Bio-Drilling, Compaction Alleviation, and Fate of Stormwater Management

Compaction due to urbanization and farm operations disrupt natural soil profiles, increase impervious surface areas, and decrease vegetative cover. These disruptions increase storm-water runoff at the expense of ground water recharge, degrading water quality, and impairing aquatic habitats. A completely randomized experiment was conducted at the OSU/South Centers, Piketon, OH, to assess the effect of Daikon radish (Raphanus sativus, L. var. oleiferus) on alleviating compaction. Treatments included long-term tillage, long-term no-till, and a fallow soil compacted with farm equipment with and without Daikon radish. Radish was sown in mid-August and plants were winter-killed at the onset of first frost when the temperature dropped to -2.22°C (28°F). To assess progress in compaction alleviation, a model was developed to extrapolate information on soil porosity as an indicator of hydrological properties of soils.

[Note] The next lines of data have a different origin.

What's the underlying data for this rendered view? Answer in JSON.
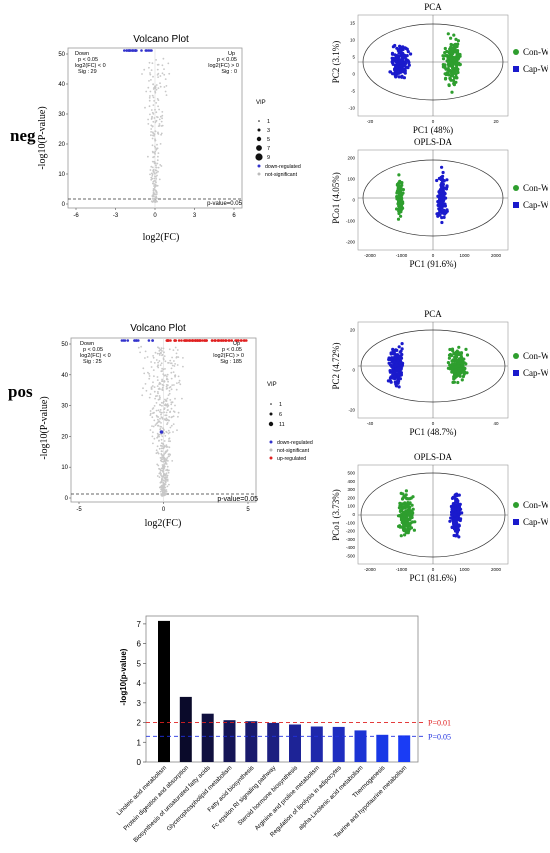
{
  "rows": [
    {
      "label": "neg"
    },
    {
      "label": "pos"
    }
  ],
  "volcano": [
    {
      "title": "Volcano Plot",
      "xlabel": "log2(FC)",
      "ylabel": "-log10(P-value)",
      "down": {
        "name": "Down",
        "p": "p < 0.05",
        "fc": "log2(FC) < 0",
        "sig": "Sig : 29"
      },
      "up": {
        "name": "Up",
        "p": "p < 0.05",
        "fc": "log2(FC) > 0",
        "sig": "Sig : 0"
      },
      "threshold_label": "p-value=0.05",
      "xticks": [
        "-6",
        "-3",
        "0",
        "3",
        "6"
      ],
      "yticks": [
        "0",
        "10",
        "20",
        "30",
        "40",
        "50"
      ],
      "vip_title": "VIP",
      "vip_sizes": [
        "1",
        "3",
        "5",
        "7",
        "9"
      ],
      "legend": [
        {
          "name": "down-regulated",
          "color": "#3333cc"
        },
        {
          "name": "not-significant",
          "color": "#bbbbbb"
        }
      ]
    },
    {
      "title": "Volcano Plot",
      "xlabel": "log2(FC)",
      "ylabel": "-log10(P-value)",
      "down": {
        "name": "Down",
        "p": "p < 0.05",
        "fc": "log2(FC) < 0",
        "sig": "Sig : 25"
      },
      "up": {
        "name": "Up",
        "p": "p < 0.05",
        "fc": "log2(FC) > 0",
        "sig": "Sig : 185"
      },
      "threshold_label": "p-value=0.05",
      "xticks": [
        "-5",
        "0",
        "5"
      ],
      "yticks": [
        "0",
        "10",
        "20",
        "30",
        "40",
        "50"
      ],
      "vip_title": "VIP",
      "vip_sizes": [
        "1",
        "6",
        "11"
      ],
      "legend": [
        {
          "name": "down-regulated",
          "color": "#3333cc"
        },
        {
          "name": "not-significant",
          "color": "#bbbbbb"
        },
        {
          "name": "up-regulated",
          "color": "#e02020"
        }
      ]
    }
  ],
  "scores": [
    {
      "title": "PCA",
      "xlabel": "PC1 (48%)",
      "ylabel": "PC2 (3.1%)",
      "xticks": [
        "-20",
        "0",
        "20"
      ],
      "yticks": [
        "-10",
        "-5",
        "0",
        "5",
        "10",
        "15"
      ],
      "groups": [
        {
          "name": "Con-W",
          "color": "#2e9e2e"
        },
        {
          "name": "Cap-W",
          "color": "#1a1acc"
        }
      ]
    },
    {
      "title": "OPLS-DA",
      "xlabel": "PC1 (91.6%)",
      "ylabel": "PCo1 (4.05%)",
      "xticks": [
        "-2000",
        "-1000",
        "0",
        "1000",
        "2000"
      ],
      "yticks": [
        "-200",
        "-100",
        "0",
        "100",
        "200"
      ],
      "groups": [
        {
          "name": "Con-W",
          "color": "#2e9e2e"
        },
        {
          "name": "Cap-W",
          "color": "#1a1acc"
        }
      ]
    },
    {
      "title": "PCA",
      "xlabel": "PC1 (48.7%)",
      "ylabel": "PC2 (4.72%)",
      "xticks": [
        "-40",
        "0",
        "40"
      ],
      "yticks": [
        "-20",
        "0",
        "20"
      ],
      "groups": [
        {
          "name": "Con-W",
          "color": "#2e9e2e"
        },
        {
          "name": "Cap-W",
          "color": "#1a1acc"
        }
      ]
    },
    {
      "title": "OPLS-DA",
      "xlabel": "PC1 (81.6%)",
      "ylabel": "PCo1 (3.73%)",
      "xticks": [
        "-2000",
        "-1000",
        "0",
        "1000",
        "2000"
      ],
      "yticks": [
        "-500",
        "-400",
        "-300",
        "-200",
        "-100",
        "0",
        "100",
        "200",
        "300",
        "400",
        "500"
      ],
      "groups": [
        {
          "name": "Con-W",
          "color": "#2e9e2e"
        },
        {
          "name": "Cap-W",
          "color": "#1a1acc"
        }
      ]
    }
  ],
  "chart_data": {
    "type": "bar",
    "ylabel": "-log10(p-value)",
    "ylim": [
      0,
      7.4
    ],
    "yticks": [
      "0",
      "1",
      "2",
      "3",
      "4",
      "5",
      "6",
      "7"
    ],
    "categories": [
      "Linoleic acid metabolism",
      "Protein digestion and absorption",
      "Biosynthesis of unsaturated fatty acids",
      "Glycerophospholipid metabolism",
      "Fatty acid biosynthesis",
      "Fc epsilon RI signaling pathway",
      "Steroid hormone biosynthesis",
      "Arginine and proline metabolism",
      "Regulation of lipolysis in adipocytes",
      "alpha-Linolenic acid metabolism",
      "Thermogenesis",
      "Taurine and hypotaurine metabolism"
    ],
    "values": [
      7.15,
      3.3,
      2.45,
      2.12,
      2.07,
      1.98,
      1.9,
      1.8,
      1.78,
      1.6,
      1.38,
      1.35
    ],
    "colors": [
      "#000000",
      "#0a0a2a",
      "#10103f",
      "#151556",
      "#191a6c",
      "#1c1f80",
      "#1d2396",
      "#1e28ab",
      "#1e2dc0",
      "#1b33d4",
      "#1838e6",
      "#1a3cf5"
    ],
    "reference_lines": [
      {
        "label": "P=0.01",
        "value": 2.0,
        "color": "#e02020"
      },
      {
        "label": "P=0.05",
        "value": 1.3,
        "color": "#2030e0"
      }
    ]
  }
}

Earthworm population dynamics were also considered as a bio-indicator of compaction alleviation. The adoption of radish, used as bio-drilling, alleviated overall compaction by 40% with reductions ranging from 90% at 0–13 cm to 30% at 56–64 cm depth. The fallow compacted soil with radish had the highest population of earthworm with total body mass of 3.6 kg m^-3, followed by NT at 0.8 kg m^-3, and till at 0.4 kg m^-3 (p <0.05). Mean values of soil porosity were increased by 44% with radish compared to the fields without radish. This increase ranged from 71% in the upper soil depths (0–13 cm depth) to 25% in the lower depths (56–64 cm depths). Use of bio-drilling has potential to synergistically alleviate the effect of compaction, minimize flash-flooding, and improve water quality.